‘I just wanted to go home’ – Everton lost £10m on transfer flop who didn’t complete a league game
Former Everton player Davy Klaassen turns 31 today but despite enjoying an impressive career, the Dutchman flopped at Goodison Park
Some recruits fail at Everton because they’re just not good enough but for all his undoubted ability there has arguably never been a major signing who looked so entirely ill-suited to succeeding at Goodison Park as Davy Klaassen.
The Dutchman celebrates his 31st birthday today and while that’s a relatively advanced age when it comes to professional footballers, he remains at the peak of his powers having departed Ajax for a second time last summer to join Italian giants Internazionale. It was a transfer from a four-time European Cup-winning club to one who had lifted the trophy some three times, demonstrating the kind of pedigree that Klaassen possesses
But while the attacking midfielder is now gracing the San Siro having been a fan favourite at the Johan Cruyff Arena for many seasons, he looked like a fish out of water in L4. Appearances can be deceptive with Klaassen though.
His balding pate gave the impression that he was older than his age of just 24 when he arrived at Goodison Park in a £23.6million deal back on June 15, 2017 – on the same day that the club also signed goalkeeper Jordan Pickford who has gone on to make 264 appearances for the Blues. However, like Everton’s ‘Prodigal Son’ Wayne Rooney – one of a trio of number 10s snapped up that summer alongside Klaassen and Gylfi Sigurdsson – the Dutchman has now undergone a hair transplant.

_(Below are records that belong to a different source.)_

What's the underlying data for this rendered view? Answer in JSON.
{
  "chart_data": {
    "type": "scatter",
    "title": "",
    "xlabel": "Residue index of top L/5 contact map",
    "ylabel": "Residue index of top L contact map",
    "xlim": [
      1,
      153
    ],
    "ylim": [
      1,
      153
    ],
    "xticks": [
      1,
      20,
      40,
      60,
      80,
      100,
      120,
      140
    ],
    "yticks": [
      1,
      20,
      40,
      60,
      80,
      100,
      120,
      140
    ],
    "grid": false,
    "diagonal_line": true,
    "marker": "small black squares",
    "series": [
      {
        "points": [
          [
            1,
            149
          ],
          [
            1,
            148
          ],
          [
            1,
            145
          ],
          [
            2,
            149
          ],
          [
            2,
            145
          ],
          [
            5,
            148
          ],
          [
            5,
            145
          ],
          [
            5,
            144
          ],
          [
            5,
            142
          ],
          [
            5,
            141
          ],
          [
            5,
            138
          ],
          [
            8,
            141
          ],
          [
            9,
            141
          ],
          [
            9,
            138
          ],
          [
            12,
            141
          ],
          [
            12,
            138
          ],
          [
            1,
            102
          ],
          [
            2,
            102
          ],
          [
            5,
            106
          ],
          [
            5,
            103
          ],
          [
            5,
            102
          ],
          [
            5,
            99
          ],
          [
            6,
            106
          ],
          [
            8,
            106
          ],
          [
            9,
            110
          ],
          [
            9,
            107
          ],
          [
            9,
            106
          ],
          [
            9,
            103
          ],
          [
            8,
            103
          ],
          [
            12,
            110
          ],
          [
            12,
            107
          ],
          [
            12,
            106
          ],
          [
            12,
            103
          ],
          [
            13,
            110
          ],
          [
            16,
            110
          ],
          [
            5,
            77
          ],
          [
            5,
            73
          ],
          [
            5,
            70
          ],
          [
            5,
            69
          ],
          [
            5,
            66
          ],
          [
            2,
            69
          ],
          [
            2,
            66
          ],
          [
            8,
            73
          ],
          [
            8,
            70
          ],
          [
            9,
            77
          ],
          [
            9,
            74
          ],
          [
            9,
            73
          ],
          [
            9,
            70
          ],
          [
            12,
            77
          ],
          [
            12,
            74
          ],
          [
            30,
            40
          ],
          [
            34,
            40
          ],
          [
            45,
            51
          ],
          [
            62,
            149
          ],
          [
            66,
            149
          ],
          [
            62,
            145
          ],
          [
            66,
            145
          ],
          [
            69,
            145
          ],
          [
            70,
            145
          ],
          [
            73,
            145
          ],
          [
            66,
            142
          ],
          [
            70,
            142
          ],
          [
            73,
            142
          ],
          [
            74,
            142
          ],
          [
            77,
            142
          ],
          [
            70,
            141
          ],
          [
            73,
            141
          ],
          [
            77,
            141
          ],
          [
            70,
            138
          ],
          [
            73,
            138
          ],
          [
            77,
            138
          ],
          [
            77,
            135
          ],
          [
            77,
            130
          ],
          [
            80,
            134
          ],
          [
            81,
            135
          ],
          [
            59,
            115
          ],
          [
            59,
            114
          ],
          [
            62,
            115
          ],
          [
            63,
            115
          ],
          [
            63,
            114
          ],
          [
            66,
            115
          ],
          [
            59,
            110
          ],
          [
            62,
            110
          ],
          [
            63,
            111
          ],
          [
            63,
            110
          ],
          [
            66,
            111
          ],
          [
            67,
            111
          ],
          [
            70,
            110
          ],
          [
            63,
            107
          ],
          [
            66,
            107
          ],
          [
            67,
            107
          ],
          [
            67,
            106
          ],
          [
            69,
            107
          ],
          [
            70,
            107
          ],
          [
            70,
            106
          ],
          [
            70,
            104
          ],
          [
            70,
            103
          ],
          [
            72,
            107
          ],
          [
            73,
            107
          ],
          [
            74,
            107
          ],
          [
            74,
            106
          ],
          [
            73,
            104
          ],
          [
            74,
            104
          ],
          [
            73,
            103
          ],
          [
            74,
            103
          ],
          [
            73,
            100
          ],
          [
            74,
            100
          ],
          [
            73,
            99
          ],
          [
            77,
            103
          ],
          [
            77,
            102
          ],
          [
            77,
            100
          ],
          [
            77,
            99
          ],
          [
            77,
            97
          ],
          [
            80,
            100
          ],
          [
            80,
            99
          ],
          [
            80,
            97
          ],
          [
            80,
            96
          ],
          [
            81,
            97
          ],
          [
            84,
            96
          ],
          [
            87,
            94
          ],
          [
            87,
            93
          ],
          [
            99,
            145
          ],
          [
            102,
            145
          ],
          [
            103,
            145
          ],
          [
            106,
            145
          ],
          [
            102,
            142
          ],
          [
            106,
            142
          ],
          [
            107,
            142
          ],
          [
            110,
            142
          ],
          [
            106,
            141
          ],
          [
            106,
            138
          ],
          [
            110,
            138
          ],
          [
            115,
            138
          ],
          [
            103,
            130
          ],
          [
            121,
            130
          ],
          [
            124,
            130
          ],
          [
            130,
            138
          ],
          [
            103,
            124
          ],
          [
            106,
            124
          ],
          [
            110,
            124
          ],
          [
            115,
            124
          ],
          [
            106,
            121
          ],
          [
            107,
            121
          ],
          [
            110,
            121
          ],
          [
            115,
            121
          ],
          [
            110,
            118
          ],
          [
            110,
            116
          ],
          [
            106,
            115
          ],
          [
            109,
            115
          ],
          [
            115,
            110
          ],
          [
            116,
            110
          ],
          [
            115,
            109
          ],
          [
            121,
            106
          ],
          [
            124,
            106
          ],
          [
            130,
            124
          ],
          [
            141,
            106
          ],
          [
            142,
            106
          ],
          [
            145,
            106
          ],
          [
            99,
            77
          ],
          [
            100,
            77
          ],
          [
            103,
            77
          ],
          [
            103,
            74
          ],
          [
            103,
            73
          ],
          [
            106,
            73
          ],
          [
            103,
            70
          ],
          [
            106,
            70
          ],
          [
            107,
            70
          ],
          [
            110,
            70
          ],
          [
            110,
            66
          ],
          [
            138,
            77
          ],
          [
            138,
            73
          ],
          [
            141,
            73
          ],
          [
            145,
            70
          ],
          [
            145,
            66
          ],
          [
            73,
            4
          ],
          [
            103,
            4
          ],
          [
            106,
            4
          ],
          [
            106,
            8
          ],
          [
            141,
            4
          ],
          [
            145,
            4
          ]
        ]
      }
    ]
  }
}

Klaassen didn’t really have any locks to lose when arriving in England but keeping with the Biblical references, he seemed to suffer a Samson-like weakening of his strength from the moment he pulled on a royal blue jersey. Back home in the Netherlands, he is affectionately known as ‘Kaasstengel’ (cheese straw) due to his slight build but such was his seeming unsuitability to inhabit the rough and tumble of the engine room when playing in midfield for a Premier League side, Everton supporters could be forgiven for fearing that he might snap.
Despite a record-breaking spending spree that window, flaws in recruitment – the aforementioned acquisition of three players who inhabited a similar position followed by Nikola Vlasic, but no like-for-like replacement for Romelu Lukaka after Olivier Giroud’s late change of heart – ensured Klaassen came into a very difficult situation as things quickly unravelled for a much-changed Everton squad and their manager. It didn’t seem to matter who was in the Goodison dugout though, whether it was his compatriot Ronald Koeman, caretaker boss David Unsworth or Sam Allardyce, he resembled a lost soul in the English game with a lack of pace or power ensuring that matches just passed him by.
With translations back and forth for questions and answers, press conferences for fixtures in UEFA competitions can often be confusing but on one such occasion, ahead of a Europa League trip to face Atalanta in Bergamo, Klaassen – already resembling something of a rabbit caught in the headlights – was asked whether he was happy with the start he had made at Everton. It seemed to be an enquiry about the player’s personal form but he replied by referring to the team as if he was blind to the struggles that many others saw as obvious from the start.
In the end, it seemed no coincidence that Klaassen never once completed a 90 minute game of Premier League football. Failing to score in 16 matches for the Blues, only seven of those appearances were in the Premier League and a mere three were starts.
It was he and Rooney who both made way in a double substitution for Tom Davies and match-winner Oumar Niasse 10 minutes into the second half of a home game with Bournemouth on September 23 that proved to be Koeman’s last victory and Klaasen’s final Premier League start. After that, he’d only be picked from the kick-off for the 5-1 home drubbing against Atalanta and 3-0 dead rubber success at Apollon Limassol, both in a Europa League competition in which he reached the final the previous season with Ajax.
Between the Bournemouth game and final home match of the season against Southampton on May 5, Klaassen featured in just six minutes of Premier League football at the end of a 2-0 victory over Brighton & Hove Albion on March 10, so even with Allardyce dismissed at the end of the campaign and replaced by the seemingly more-progressive Marco Silva, a coach who would appear to be better-suited to getting the best out of the player’s technical ability, it came as no surprise when he was sold and at a loss of over £10million in the space of just a year.
Reflecting on his short and not-so-sweet time with Everton under Koeman’s successor Allardyce, Klaassen told the Athletic in 2019: “I never had the feeling I had any chance to play.
“We were making jokes. I said, ‘If everyone was injured they would still pick players from the under-12s to play.’ You had to make jokes, otherwise you would go under.
“The good thing is I love football, so I like training every day. But some days were tough and I just wanted to go home.”